And to go off on an almost utter tangent, here's something I wrote the other day when I was waiting three hours for Costco to put new tires on my car.
When talking goes bad:
I feel my grasp on communication slipping away - not so much the words as the connotations when the words are put together; the inferences that I make - or fail to make - are completely at odds with how they're understood. My chain of reasoning gets myopic, I can't go any farther than what the words literally mean. At the same time, I see the person whom I'm talking to getting upset, and the more I talk the worse it becomes. Soon it hits the boiling point - I can no longer stand my own lack of communication, my empathy perhaps getting in the way. I have to withdraw, to remove myself, to stop things from getting any worse.
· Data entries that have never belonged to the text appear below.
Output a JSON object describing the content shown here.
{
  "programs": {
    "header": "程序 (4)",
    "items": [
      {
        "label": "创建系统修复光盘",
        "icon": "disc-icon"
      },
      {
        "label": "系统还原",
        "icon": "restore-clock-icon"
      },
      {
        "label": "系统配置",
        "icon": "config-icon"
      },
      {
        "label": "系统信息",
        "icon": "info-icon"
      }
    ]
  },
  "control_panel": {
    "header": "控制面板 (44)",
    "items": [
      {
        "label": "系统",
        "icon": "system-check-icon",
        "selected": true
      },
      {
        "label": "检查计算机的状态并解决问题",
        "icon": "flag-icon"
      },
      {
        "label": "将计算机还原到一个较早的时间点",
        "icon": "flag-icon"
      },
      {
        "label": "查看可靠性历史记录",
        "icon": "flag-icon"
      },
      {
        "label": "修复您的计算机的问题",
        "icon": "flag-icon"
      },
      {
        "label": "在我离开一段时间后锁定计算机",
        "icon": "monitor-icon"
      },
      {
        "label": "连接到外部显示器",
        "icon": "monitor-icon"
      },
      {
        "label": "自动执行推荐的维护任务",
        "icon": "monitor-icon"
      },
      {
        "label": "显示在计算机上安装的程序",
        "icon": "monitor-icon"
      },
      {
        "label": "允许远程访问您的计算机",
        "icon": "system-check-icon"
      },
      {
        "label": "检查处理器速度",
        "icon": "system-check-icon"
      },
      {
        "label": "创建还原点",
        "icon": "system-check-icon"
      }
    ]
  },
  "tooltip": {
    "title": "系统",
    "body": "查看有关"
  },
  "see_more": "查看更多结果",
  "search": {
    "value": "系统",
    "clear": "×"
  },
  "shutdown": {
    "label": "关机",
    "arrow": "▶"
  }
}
I'm not quite sobbing yet, the little rational part makes sure everything is ready before I do that: my shoes are off, my snotrag is at hand, the blankets to muffle my noise are there. I lie down, and cover myself, bury my face into my pillow, and whimper. It's a few sobs at first, staccato and unsure, but it soon becomes regular: breathe, wail, choke up, breathe. Sometimes I start watching myself then. Sometimes the voice of me asks what happened, why am I crying, when will it end? These days, it's often too painful; it stays quiet. That's when the screeching begins - no longer a cry, no longer anything but some weird primate call, raw, too sad and slow to be a scream. The voice usually wakes up for this, marveling at the monkey sounds, wondering how my throat opens up to howl like it does. Sometimes it can tell what I'm really upset about, sometimes it can't. When it does, relief is in sight, there's some sort of reconciliation? resolution? ahead. When it doesn't, I howl and cry and howl until I'm too drained and exhausted to do anything but lie there and wonder why I do all this - or fall dead asleep without even that.